A limitation of the present study is the use of a small number of cadaver specimens. The specimens had a median age of 82, which is generally older than patients eligible for implant revision and may contribute to a possible overestimation of tibia deformation. Also, as previously discussed10, the uncemented implant most likely gives an exaggeration of mobility, compared to the clinical situation where more overlap between displacement measurements of loose and fixed implants is expected. Another limitation is that all cadavers had the same implant. Implant design (geometry, material) affects the mechanical response to load-inducement45, increasing inter-patient variability of displacement measurements. This emphasizes the need to correct for the tibia deformation effect to calculate true implant displacement.

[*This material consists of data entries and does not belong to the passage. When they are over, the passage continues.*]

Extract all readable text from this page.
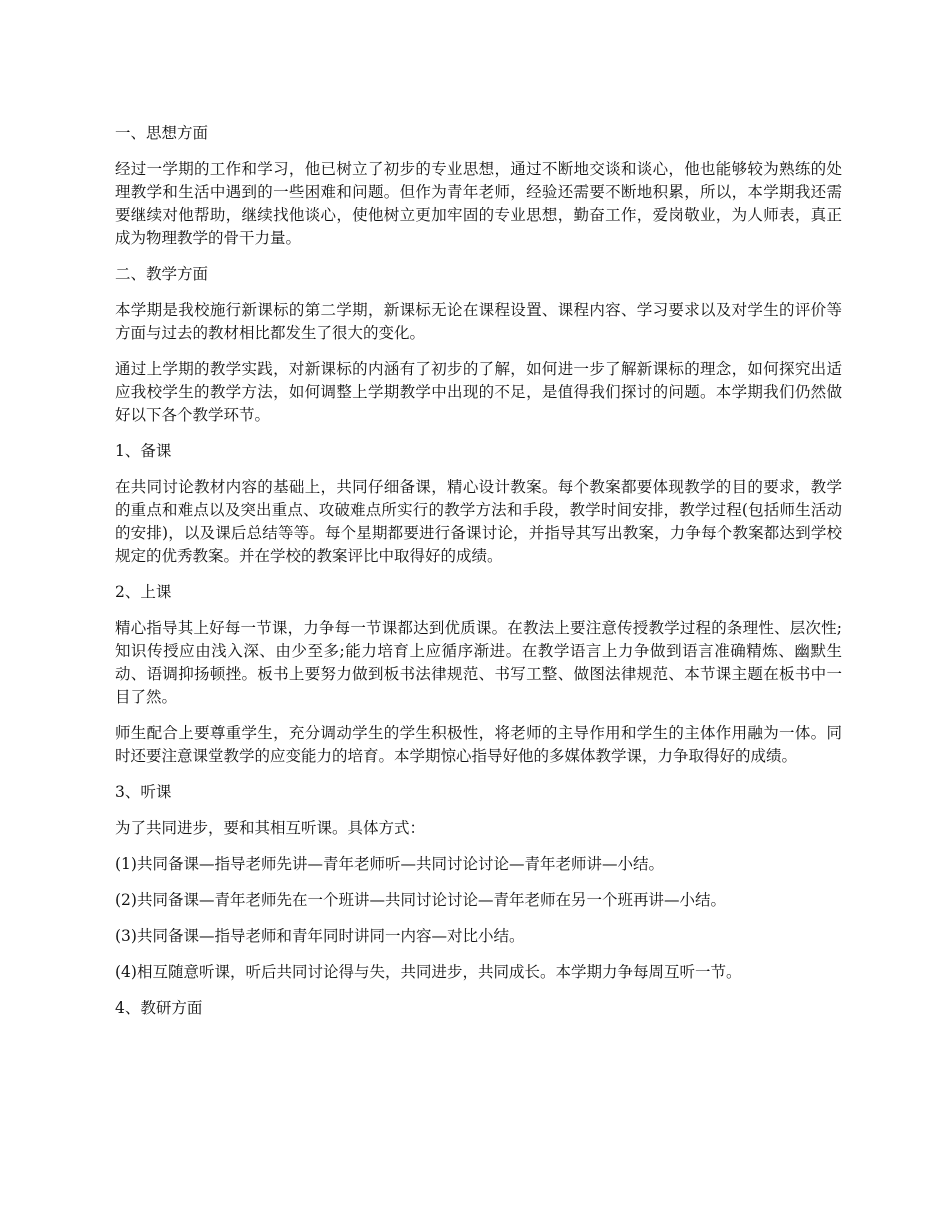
一、思想方面

经过一学期的工作和学习，他已树立了初步的专业思想，通过不断地交谈和谈心，他也能够较为熟练的处理教学和生活中遇到的一些困难和问题。但作为青年老师，经验还需要不断地积累，所以，本学期我还需要继续对他帮助，继续找他谈心，使他树立更加牢固的专业思想，勤奋工作，爱岗敬业，为人师表，真正成为物理教学的骨干力量。

二、教学方面

本学期是我校施行新课标的第二学期，新课标无论在课程设置、课程内容、学习要求以及对学生的评价等方面与过去的教材相比都发生了很大的变化。

通过上学期的教学实践，对新课标的内涵有了初步的了解，如何进一步了解新课标的理念，如何探究出适应我校学生的教学方法，如何调整上学期教学中出现的不足，是值得我们探讨的问题。本学期我们仍然做好以下各个教学环节。

1、备课

在共同讨论教材内容的基础上，共同仔细备课，精心设计教案。每个教案都要体现教学的目的要求，教学的重点和难点以及突出重点、攻破难点所实行的教学方法和手段，教学时间安排，教学过程(包括师生活动的安排)，以及课后总结等等。每个星期都要进行备课讨论，并指导其写出教案，力争每个教案都达到学校规定的优秀教案。并在学校的教案评比中取得好的成绩。

2、上课

精心指导其上好每一节课，力争每一节课都达到优质课。在教法上要注意传授教学过程的条理性、层次性;知识传授应由浅入深、由少至多;能力培育上应循序渐进。在教学语言上力争做到语言准确精炼、幽默生动、语调抑扬顿挫。板书上要努力做到板书法律规范、书写工整、做图法律规范、本节课主题在板书中一目了然。

师生配合上要尊重学生，充分调动学生的学生积极性，将老师的主导作用和学生的主体作用融为一体。同时还要注意课堂教学的应变能力的培育。本学期惊心指导好他的多媒体教学课，力争取得好的成绩。

3、听课

为了共同进步，要和其相互听课。具体方式：

(1)共同备课—指导老师先讲—青年老师听—共同讨论讨论—青年老师讲—小结。

(2)共同备课—青年老师先在一个班讲—共同讨论讨论—青年老师在另一个班再讲—小结。

(3)共同备课—指导老师和青年同时讲同一内容—对比小结。

(4)相互随意听课，听后共同讨论得与失，共同进步，共同成长。本学期力争每周互听一节。

4、教研方面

In this study, an alternative analysis method is evaluated whereby the proximal tibia is used in the calculation of implant displacement to minimize the effect of tibia deformation. Despite this correction, the implant displacement of the cemented (fixed) implant is statistically significantly larger than the methodological error for (Fig. 10). Local deformity of the proximal tibia and suboptimal cementation account for this. For future utilization, it would be interesting to investigate a correction for local (epiphyseal) deformation to further improve the non-invasive measurement of implant loosening.

Conclusion

Under the applied valgus-varus load for CT-based tibial implant loosening assessment of a total knee arthroplasty, the tibia deforms. This deformation causes an overestimation of the true displacement between the implant and bone. By using only the proximal part of the segmented tibia as the reference object, the effect of tibia deformation can be reduced, which improves the differentiation between uncemented (loose) and cemented (fixed) implants in cadavers.